Los juegos de cartas coleccionables son un fenomeno fascinante fascinante y tremendamente adictivo, que en manos de una empresa como Blizzard se puede convertir en una trampa mortal para todo aquello que involucre el concepto de vida social. HearthStone: Heroes of Warcraft se nos presenta como inocente y gratuito, pero estan advertidos: no es ninguna de las dos cosas.

Gracias a una serie de elementos magistralmente implementados estamos ante un juego que no solo consumira muchisimas horas de nuestras vidas, sino tambien un gran porcentaje del saldo en nuestra tarjeta de credito.

Afortunadamente no nos vamos a arrepentir de ninguna de las dos cosas.

(Descargate Hearthstone de la pagina oficial de Blizzard)

 

Descrito rapidamente HearthStone puede hasta parecer simple: dos heroes del universo de Warcraft, cada uno con 30 vidas, se enfrentan en un duelo.
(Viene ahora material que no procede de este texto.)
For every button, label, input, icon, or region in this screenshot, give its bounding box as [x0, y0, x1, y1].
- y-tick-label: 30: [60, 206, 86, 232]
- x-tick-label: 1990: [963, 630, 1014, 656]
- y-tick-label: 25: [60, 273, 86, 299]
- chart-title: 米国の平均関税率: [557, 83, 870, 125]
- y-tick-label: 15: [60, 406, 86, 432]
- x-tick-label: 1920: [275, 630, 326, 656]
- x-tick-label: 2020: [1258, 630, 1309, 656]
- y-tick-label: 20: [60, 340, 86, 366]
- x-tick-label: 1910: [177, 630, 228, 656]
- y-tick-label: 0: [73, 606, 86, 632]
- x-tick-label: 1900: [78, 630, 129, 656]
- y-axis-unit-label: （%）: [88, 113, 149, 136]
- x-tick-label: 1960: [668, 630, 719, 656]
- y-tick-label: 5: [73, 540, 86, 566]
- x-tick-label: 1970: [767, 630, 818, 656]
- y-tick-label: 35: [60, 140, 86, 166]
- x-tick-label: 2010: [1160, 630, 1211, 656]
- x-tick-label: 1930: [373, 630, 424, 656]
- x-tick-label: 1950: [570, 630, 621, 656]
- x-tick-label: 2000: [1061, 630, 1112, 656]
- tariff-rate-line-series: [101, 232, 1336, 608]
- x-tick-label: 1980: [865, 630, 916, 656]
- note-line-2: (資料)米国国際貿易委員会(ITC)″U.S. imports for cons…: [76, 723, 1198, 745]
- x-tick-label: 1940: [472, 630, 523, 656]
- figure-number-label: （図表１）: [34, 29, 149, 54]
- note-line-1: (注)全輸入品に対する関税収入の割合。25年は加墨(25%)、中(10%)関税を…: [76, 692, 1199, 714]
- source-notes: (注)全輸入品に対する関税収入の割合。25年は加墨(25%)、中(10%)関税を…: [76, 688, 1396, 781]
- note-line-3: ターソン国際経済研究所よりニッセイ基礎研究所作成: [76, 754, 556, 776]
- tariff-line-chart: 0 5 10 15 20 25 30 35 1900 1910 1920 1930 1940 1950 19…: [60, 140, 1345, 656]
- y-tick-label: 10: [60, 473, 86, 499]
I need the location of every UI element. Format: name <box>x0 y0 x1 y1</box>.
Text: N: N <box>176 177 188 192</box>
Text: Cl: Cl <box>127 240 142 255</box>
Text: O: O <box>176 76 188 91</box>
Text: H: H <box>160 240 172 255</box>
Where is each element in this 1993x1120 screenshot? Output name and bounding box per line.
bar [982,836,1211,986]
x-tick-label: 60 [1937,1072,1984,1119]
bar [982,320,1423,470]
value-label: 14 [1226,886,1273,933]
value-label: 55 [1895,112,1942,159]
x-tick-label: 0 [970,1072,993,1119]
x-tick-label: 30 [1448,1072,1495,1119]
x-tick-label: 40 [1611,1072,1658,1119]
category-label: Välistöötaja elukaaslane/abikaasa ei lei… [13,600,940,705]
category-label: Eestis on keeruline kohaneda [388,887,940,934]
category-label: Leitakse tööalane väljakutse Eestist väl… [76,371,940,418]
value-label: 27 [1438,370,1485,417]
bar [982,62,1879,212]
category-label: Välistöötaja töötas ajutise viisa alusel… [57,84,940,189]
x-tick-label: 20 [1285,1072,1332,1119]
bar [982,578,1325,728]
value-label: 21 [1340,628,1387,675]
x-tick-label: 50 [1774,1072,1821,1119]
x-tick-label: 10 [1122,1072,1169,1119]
Segun el orden en que comencemos tenemos tres o cuatro cartas en mano y cada una de ellas tiene un costo de mana (energia magica), de la cual disponemos de un punto en el comienzo y sumaremos uno mas con el paso de cada turno hasta un maximo de diez. Esto significa que sin cartas que alteren esta regla, podremos jugar cartas hasta con un costo de diez en un mismo turno en cualquier combinacion (dos de cinco, dos de tres y una de cuatro, o una de diez). El progreso de los partidos, para quienes lo conozcan, es similar al de Magic: El Encuentro: comenzamos con el poder de “invocar” cartas de poco valor y con el correr del partido y de los turnos nuestras posibilidades –y las de nuestro contrincante– se van ampliando.

Las cartas se dividen entre criaturas, que tienen una fuerza de ataque y una cantidad de puntos de vida determinada y quedan en mesa para combatir hasta que sean eliminadas; y hechizos, que pueden ser curativos, destructivos, dirigidos a un objetivo en particular o abarcativos y se resuelven –generalmente– en el momento.

Esa introduccion es apenas la punta de un iceberg del que no llegaremos a ver el tamaño real en mucho tiempo, porque mientras Blizzard siga agregando cartas, HearthStone sera un ejercicio de aprendizaje constante. Comparandolo nuevamente con Magic, padre de todo este tipo de juegos, las reglas son las reglas y hay que respetarlas salvo que una carta diga lo contrario, lo que significa que las cartas generan nuevas reglas constantemente y cambian el escenario de forma dinamica. Por ejemplo, las criaturas que convocamos tienen que esperar un turno para poder atacar pero si la criatura tiene “Carga” (o Charge) puede atacar apenas toca la mesa, un factor sorpresa que desestabiliza al enemigo. Estas criaturas no solo atacan sino que tambien cuentan con habilidades pasivas, pero cuando lo hacen pueden atacar a otras criaturas o directamente al jugador para intentar quitarle una parte de las 30 vidas que nos separan de la victoria. Algunas generan un efecto al entrar en juego y otras lo hacen al irse de el.

Como veran, las posibilidades son enormes, los partidos impredecibles y siempre vamos a aprender algo nuevo – sobre todo de las derrotas.

Pero el objetivo de esta nota no es hacer un manual de instrucciones de HearthStone –necesitaria tres ediciones completas para eso– sino enumerar algunas de las opciones mas interesantes que se acaban de incorporar y por las que sin lugar a dudas, si te interesa minimamente el genero, no podes dejar de probarlo.

Si bien HearthStone se puede jugar en forma casual (con un oponente encontrado al azar por el sistema) la verdadera gracia esta en los partidos con gusto a torneo, donde nuestro nivel esta en juego. Comenzamos en nivel 25 y el objetivo, claro, es llegar al numero uno, algo que no sera facil ya que para subir de nivel en necesario ganar dos partidos, pero dos derrotas nos haran descender un escalon. Les aseguro que ganar cincuenta partidos seguidos raya lo imposible y logicamente, cuanto mas arriba estemos, mas competitiva sera la cosa.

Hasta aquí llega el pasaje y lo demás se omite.